St. Sebastian looks confused. “Something for me?”

“It’s your birthday today,” Poe reminds him softly. “We didn’t forget, you know.”

St. Sebastian looks like he’s not sure what to say or do—which is fine, because Auden is sure enough for all of them. Auden gets up from where he’s seated and takes the few steps over to St. Sebastian, so that he’s standing right behind where he sits. On the other side of the fire, Delphine and Rebecca are already amorously occupied, and so Auden feels no compunctions about what comes next.

“Lie down,” Auden tells him. “On your back.”

St. Sebastian pulls his lip piercing into his mouth, looking uncertain. “Auden . . . I—”

“Lie. Down.” Auden uses the voice he’s so careful not to use with Saint anymore. The voice that he used on Beltane. The voice he used that summer.

When he uses it, he expects to be obeyed—but if he’s not, he’ll happily fight St. Sebastian into submission. He’ll happily wrestle him down to the blanket and pin him there. Happily.

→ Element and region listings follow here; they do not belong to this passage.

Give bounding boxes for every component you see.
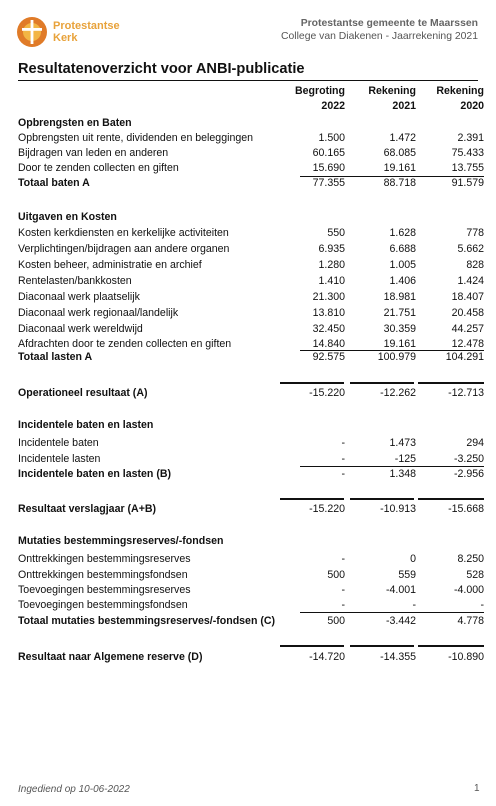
subtotal-rule <box>357 612 421 613</box>
page-title: Resultatenoverzicht voor ANBI-publicatie <box>18 61 305 77</box>
section-heading-incidenteel: Incidentele baten en lasten <box>18 419 154 431</box>
result-rule <box>350 382 414 384</box>
table-row: Toevoegingen bestemmingsreserves - -4.001 -4.000 <box>18 584 484 596</box>
table-row: Toevoegingen bestemmingsfondsen - - - <box>18 599 484 611</box>
submission-date: Ingediend op 10-06-2022 <box>18 784 130 795</box>
result-row-verslagjaar: Resultaat verslagjaar (A+B) -15.220 -10.913 -15.668 <box>18 503 484 515</box>
table-row: Kosten kerkdiensten en kerkelijke activiteiten 550 1.628 778 <box>18 227 484 239</box>
total-row: Totaal baten A 77.355 88.718 91.579 <box>18 177 484 189</box>
table-row: Bijdragen van leden en anderen 60.165 68.085 75.433 <box>18 147 484 159</box>
table-row: Verplichtingen/bijdragen aan andere organen 6.935 6.688 5.662 <box>18 243 484 255</box>
table-row: Diaconaal werk wereldwijd 32.450 30.359 44.257 <box>18 323 484 335</box>
logo <box>16 16 126 50</box>
table-row: Incidentele lasten - -125 -3.250 <box>18 453 484 465</box>
result-rule <box>280 382 344 384</box>
total-row: Totaal mutaties bestemmingsreserves/-fondsen (C) 500 -3.442 4.778 <box>18 615 484 627</box>
table-row: Door te zenden collecten en giften 15.690 19.161 13.755 <box>18 162 484 174</box>
total-row: Incidentele baten en lasten (B) - 1.348 -2.956 <box>18 468 484 480</box>
organization-name: Protestantse gemeente te Maarssen <box>300 18 478 29</box>
table-row: Kosten beheer, administratie en archief 1.280 1.005 828 <box>18 259 484 271</box>
result-rule <box>418 382 484 384</box>
result-row-operationeel: Operationeel resultaat (A) -15.220 -12.262 -12.713 <box>18 387 484 399</box>
subtotal-rule <box>420 612 484 613</box>
page-number: 1 <box>474 783 480 794</box>
section-heading-opbrengsten: Opbrengsten en Baten <box>18 117 132 129</box>
section-heading-uitgaven: Uitgaven en Kosten <box>18 211 117 223</box>
result-rule <box>280 498 344 500</box>
document-header <box>281 17 478 43</box>
table-row: Rentelasten/bankkosten 1.410 1.406 1.424 <box>18 275 484 287</box>
result-rule <box>418 645 484 647</box>
table-row: Opbrengsten uit rente, dividenden en beleggingen 1.500 1.472 2.391 <box>18 132 484 144</box>
result-rule <box>418 498 484 500</box>
subtotal-rule <box>300 612 364 613</box>
logo-line1: Protestantse <box>53 20 120 32</box>
column-header-rekening-2020: Rekening 2020 <box>436 85 484 112</box>
section-heading-mutaties: Mutaties bestemmingsreserves/-fondsen <box>18 535 224 547</box>
logo-line2: Kerk <box>53 32 78 44</box>
title-divider <box>18 80 478 81</box>
result-rule <box>350 498 414 500</box>
result-rule <box>280 645 344 647</box>
table-row: Incidentele baten - 1.473 294 <box>18 437 484 449</box>
total-row: Totaal lasten A 92.575 100.979 104.291 <box>18 351 484 363</box>
table-row: Onttrekkingen bestemmingsfondsen 500 559 528 <box>18 569 484 581</box>
table-row: Diaconaal werk regionaal/landelijk 13.810 21.751 20.458 <box>18 307 484 319</box>
column-header-rekening-2021: Rekening 2021 <box>368 85 416 112</box>
result-rule <box>350 645 414 647</box>
document-subtitle: College van Diakenen - Jaarrekening 2021 <box>281 31 478 42</box>
table-row: Afdrachten door te zenden collecten en giften 14.840 19.161 12.478 <box>18 338 484 350</box>
table-row: Onttrekkingen bestemmingsreserves - 0 8.250 <box>18 553 484 565</box>
church-logo-icon <box>16 16 48 48</box>
column-header-begroting-2022: Begroting 2022 <box>294 85 345 112</box>
table-row: Diaconaal werk plaatselijk 21.300 18.981 18.407 <box>18 291 484 303</box>
result-row-algemene-reserve: Resultaat naar Algemene reserve (D) -14.720 -14.355 -10.890 <box>18 651 484 663</box>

But St. Sebastian obeys. A flush dusts his cheekbones as he releases his piercing from his teeth and slowly lays himself back so that he’s completely supine. When he’s done, his T-shirt has pulled up from the belted waistband of his jeans just enough to reveal a sliver of stomach. Light bronze and firm, with a narrow trail of hair leading down from his navel.

Auden’s mouth actually waters at the sight of it. Waters. Like he’s seeing a meal he’s been kept away from for months and months and years. He would pay all the money he has, sell off every asset he owns, just to bite that stomach right now.

No. Think of the gallery. The gallery with its fake Maeshowe tomb made of grain. The gallery where he held a sobbing St. Sebastian in his arms—where Auden made St. Sebastian sob because he had been selfish and needy. Because he had been a bad Dom and a bad lover. A bad brother.

Never again, Auden had vowed as he held St. Sebastian’s shuddering frame. Never again. He would die first. Die before he made Saint cry like that again.

St. Sebastian had been martyr enough for a thousand lifetimes, and now it was Auden’s turn.

However, that didn’t mean Auden’s hunger had abated. No, no, not at all. Not the hunger, nor the possessiveness, nor the love. All of it seemed to grow and grow, fed by its own starvation, until Auden’s blood felt like it was made from molten metal and his bones from sharpened swords. Walking hurt, working hurt, existing hurt when St. Sebastian wasn’t completely his.

So he’s been cheating. A little.

It was Poe’s idea at first. After he confessed all this to her, kneeling at her feet as he sometimes did, and letting her be the priestess to his king, she reminded him that she and Emily had been kinky and in love for eighteen months without having sex.